While considering recession-resistant career options, there are some key rules to remember. The first key to a good paying job is to differentiate yourself by learning specialized skills. How should you go about this?
The main reason cashiers and retail make low wages
Have you ever wondered why many cashiers and retail workers make below poverty wages? I’m not debating on why this is right or wrong here (that’s a topic for another post!). But it’s useful to understand why. You don’t want to find yourself or your kids stuck on this poverty path if you can help it.
Low skilled = easily replaceable = low wages
These hourly jobs pay low wages simply because the workers are low-skilled and easily replaceable. They don’t need any special skills or talents for the job.

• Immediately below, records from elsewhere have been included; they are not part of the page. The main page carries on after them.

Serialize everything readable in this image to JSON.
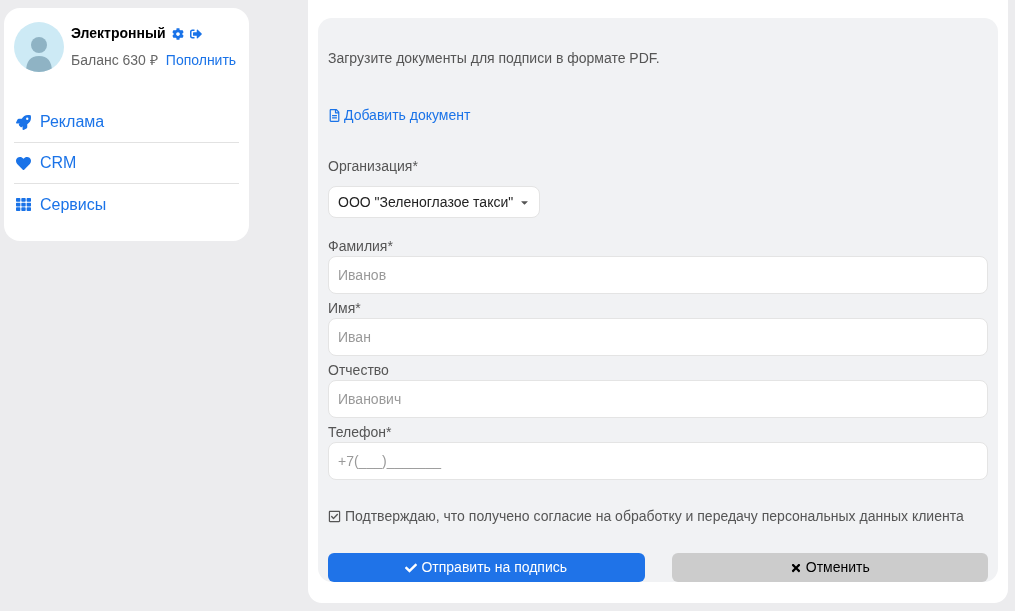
{
  "profile": {
    "name": "Электронный",
    "balance": "Баланс 630",
    "currency": "₽",
    "topup": "Пополнить"
  },
  "nav": [
    {
      "kind": "rocket",
      "label": "Реклама"
    },
    {
      "kind": "heart",
      "label": "CRM"
    },
    {
      "kind": "grid",
      "label": "Сервисы"
    }
  ],
  "form": {
    "intro": "Загрузите документы для подписи в формате PDF.",
    "add_document": "Добавить документ",
    "organization": {
      "label": "Организация*",
      "value": "ООО \"Зеленоглазое такси\""
    },
    "fields": [
      {
        "label": "Фамилия*",
        "placeholder": "Иванов"
      },
      {
        "label": "Имя*",
        "placeholder": "Иван"
      },
      {
        "label": "Отчество",
        "placeholder": "Иванович"
      },
      {
        "label": "Телефон*",
        "placeholder": "+7(___)_______"
      }
    ],
    "consent": {
      "label": "Подтверждаю, что получено согласие на обработку и передачу персональных данных клиента",
      "checked": true
    },
    "buttons": [
      {
        "kind": "submit",
        "label": "Отправить на подпись"
      },
      {
        "kind": "cancel",
        "label": "Отменить"
      }
    ]
  }
}
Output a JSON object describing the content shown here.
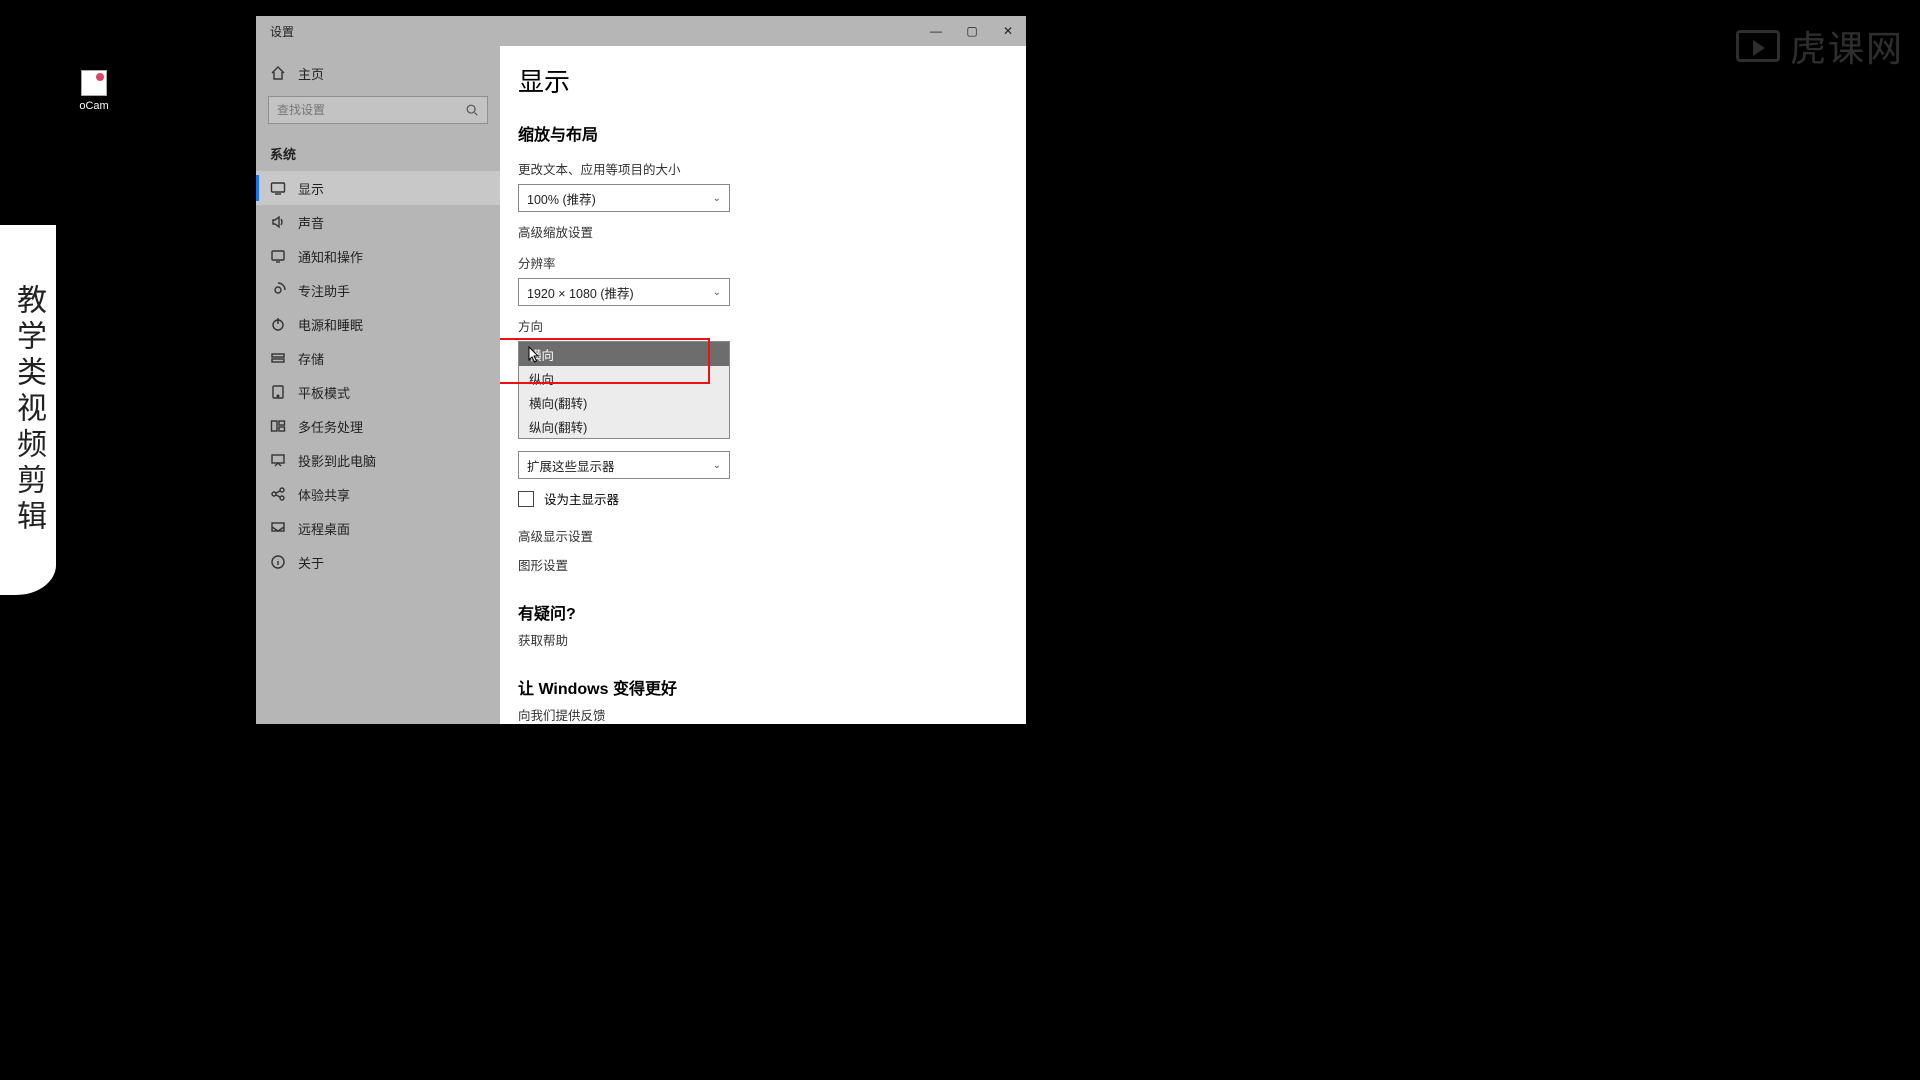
{
  "desktop": {
    "icon_label": "oCam"
  },
  "banner_text": "教学类视频剪辑",
  "watermark_text": "虎课网",
  "window": {
    "title": "设置",
    "controls": {
      "min": "—",
      "max": "▢",
      "close": "✕"
    }
  },
  "sidebar": {
    "home": "主页",
    "search_placeholder": "查找设置",
    "section": "系统",
    "items": [
      {
        "label": "显示"
      },
      {
        "label": "声音"
      },
      {
        "label": "通知和操作"
      },
      {
        "label": "专注助手"
      },
      {
        "label": "电源和睡眠"
      },
      {
        "label": "存储"
      },
      {
        "label": "平板模式"
      },
      {
        "label": "多任务处理"
      },
      {
        "label": "投影到此电脑"
      },
      {
        "label": "体验共享"
      },
      {
        "label": "远程桌面"
      },
      {
        "label": "关于"
      }
    ]
  },
  "main": {
    "title": "显示",
    "scale_section": "缩放与布局",
    "scale_label": "更改文本、应用等项目的大小",
    "scale_value": "100% (推荐)",
    "adv_scale": "高级缩放设置",
    "res_label": "分辨率",
    "res_value": "1920 × 1080 (推荐)",
    "orient_label": "方向",
    "orient_options": [
      "横向",
      "纵向",
      "横向(翻转)",
      "纵向(翻转)"
    ],
    "multi_value": "扩展这些显示器",
    "main_display_cb": "设为主显示器",
    "adv_display": "高级显示设置",
    "graphics": "图形设置",
    "question_h": "有疑问?",
    "get_help": "获取帮助",
    "better_h": "让 Windows 变得更好",
    "feedback": "向我们提供反馈"
  }
}
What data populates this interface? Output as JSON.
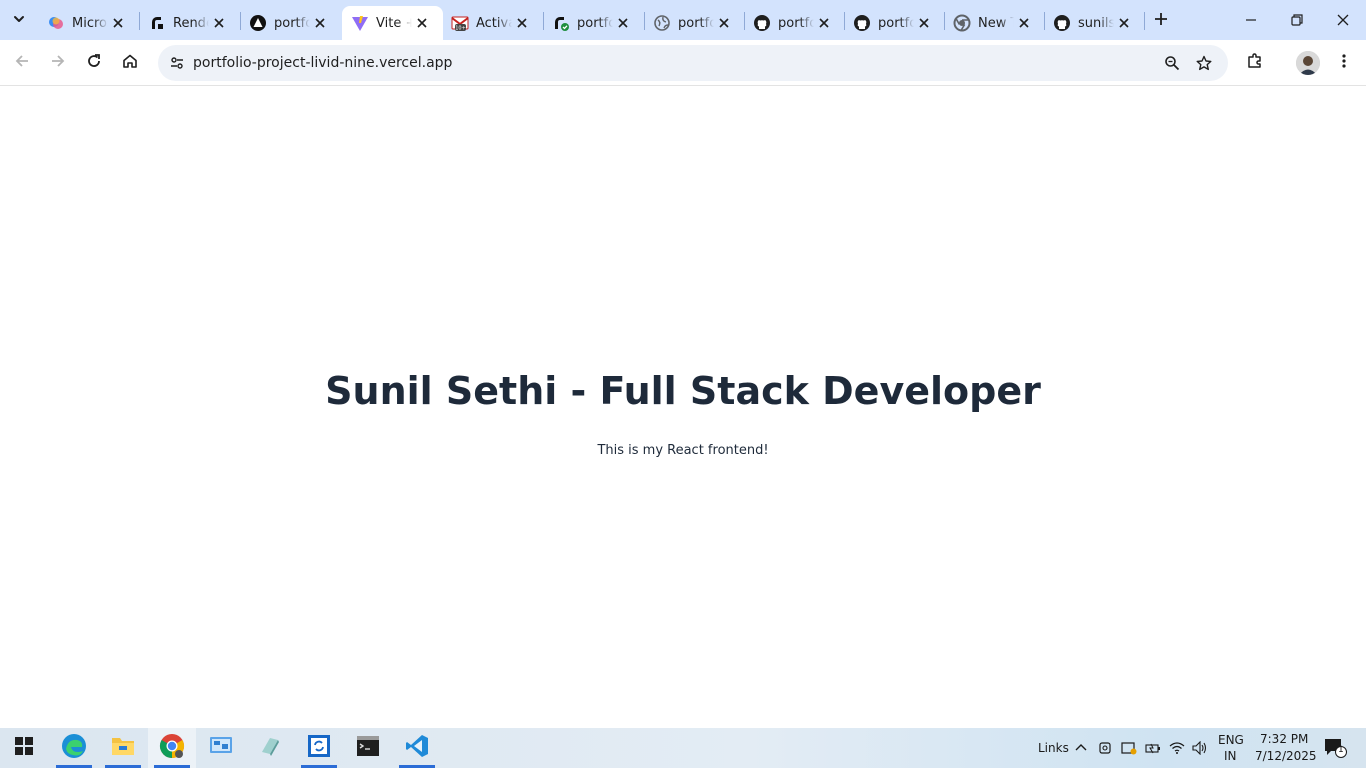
{
  "browser": {
    "tabs": [
      {
        "title": "Microsoft Copilot",
        "icon": "copilot-icon"
      },
      {
        "title": "Render",
        "icon": "render-icon"
      },
      {
        "title": "portfolio",
        "icon": "triangle-logo-icon"
      },
      {
        "title": "Vite + React",
        "icon": "vite-icon",
        "active": true
      },
      {
        "title": "Activate",
        "icon": "gmail-icon"
      },
      {
        "title": "portfolio",
        "icon": "vercel-check-icon"
      },
      {
        "title": "portfolio",
        "icon": "globe-icon"
      },
      {
        "title": "portfolio",
        "icon": "github-icon"
      },
      {
        "title": "portfolio",
        "icon": "github-icon"
      },
      {
        "title": "New Tab",
        "icon": "chrome-icon"
      },
      {
        "title": "sunilsethi",
        "icon": "github-icon"
      }
    ],
    "url": "portfolio-project-livid-nine.vercel.app",
    "accent": "#d3e3fd"
  },
  "page": {
    "heading": "Sunil Sethi - Full Stack Developer",
    "subtext": "This is my React frontend!",
    "text_color": "#1e2a3a"
  },
  "taskbar": {
    "links_label": "Links",
    "lang_top": "ENG",
    "lang_bottom": "IN",
    "time": "7:32 PM",
    "date": "7/12/2025",
    "notification_count": "1"
  }
}
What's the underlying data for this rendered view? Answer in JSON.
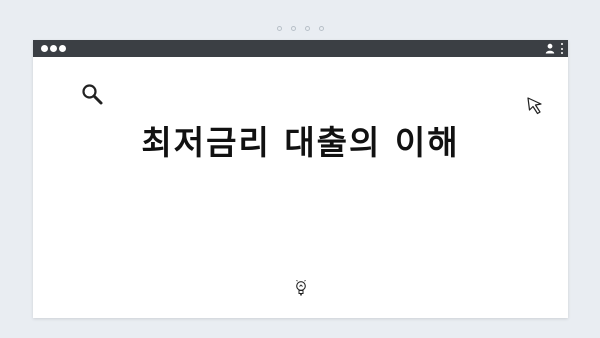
{
  "window": {
    "title_bar_controls": [
      "window-dot",
      "window-dot",
      "window-dot"
    ]
  },
  "main": {
    "headline": "최저금리 대출의 이해"
  },
  "icons": {
    "search": "search-icon",
    "cursor": "cursor-icon",
    "user": "user-icon",
    "menu": "kebab-menu-icon",
    "bulb": "lightbulb-icon"
  },
  "colors": {
    "background": "#e9edf2",
    "titlebar": "#3b3f44",
    "text": "#111111"
  }
}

In short, anyone can do it.
Job shortages make low-skilled workers even more replaceable
If they leave or get fired, it’s only a matter of days, or even hours, before they train someone else as a replacement. This is especially true with our current shortage of jobs. There are many desperate people willing to take any job that comes their way.
Acquire high-level skills (that are in demand)
For most high paying jobs, you’ll need to acquire skills that are specialized, most people don’t have, and in demand. The in-demand part is where it gets tricky in this new economy. Something that seems important and specialized today suddenly may not be next year — especially when businesses aren’t doing well or budgets need to be cut.
A higher barrier to entry usually means higher pay
Do you ever wonder why you must pass tests to practice certain professions? This ranges anywhere from a 75 hour online course and passing an easy real estate or life insurance exam, to years of apprenticeships to get certified. There’s a reason why CPAs (Certified Public Accountants) make a much higher average salary than accountants without this certification.
Is it really this easy, or is there a catch?
It’s not as easy as it used to be. A college education used to practically guarantee you a good job, but the game’s changed. That’s why you need to learn how to navigate this new world economy to come out on top.